Treasurer Scott Morrison is confident the downturn in exports that clipped the economic growth result in the final three months of 2017 won’t linger – and his optimism has been backed by the latest monthly international trade figures.

New data show exports jumped over four per cent in January, aided by a surge in manufactured goods sales, along with strong gold and LNG exports.

With imports also down two per cent, Thursday’s monthly trade balance made a sharp recovery to a $1.055 billion surplus after the $1.146 billion deficit in December.

Economists had expected a more modest surplus of $200 million.

The December deficit was only the second in over a year.

Wednesday’s national accounts showed the economy grew by just 0.4 per cent in the December quarter, the worst quarterly result since September 2016.

It saw the annual growth rate slip to 2.4 per cent from 2.7 per cent.

While household spending and non-mining investment showed healthier results, this was dented by weak exports.

“(Exports) were affected by three principal events and most of which won’t be continuing into the future,” Mr Morrison told ABC radio before the latest monthly trade figures.

These were the coming down from strong crop exports after a bumper harvest, weather-related coal mine shutdowns and the winding down of motor vehicle exports from the closure of the car industry in Australia.

Mr Morrison remains optimistic about the outlook beyond those events and the winding down of LNG projects.

Non-mining investment grew strongly over the year, people were spending more, while consumer confidence and business confidence and conditions are at very strong levels.

“All of that continues to give me confidence,” the treasurer said.

Westpac senior economist Andrew Hanlan said Thursday’s data was a welcome turnaround after exports subtracted a sizeable 0.4 percentage points from growth in the December quarter.

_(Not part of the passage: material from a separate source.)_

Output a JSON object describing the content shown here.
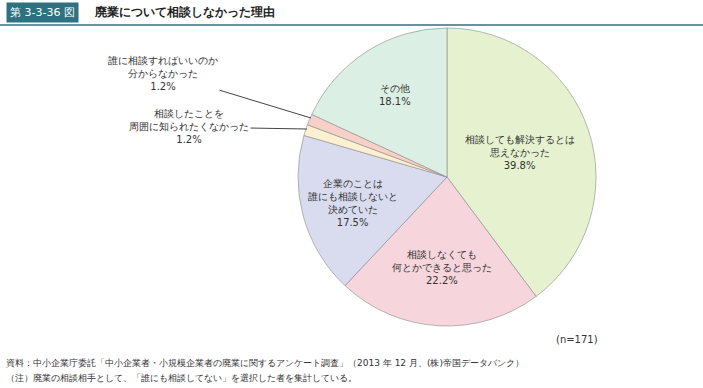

“Australia’s export performance is expected to improve in 2018 at a time of robust world growth and additional capacity in the LNG sector,” Westpac senior economist Andrew Hanlan said.

“The January outcome lends support to this view.”

Commonwealth Bank economist Gareth Aird said commodity prices have also been buoyant so far in 2018, especially for iron ore and coking coal.

“This points to a further improvement in the trade balance over February,” he said.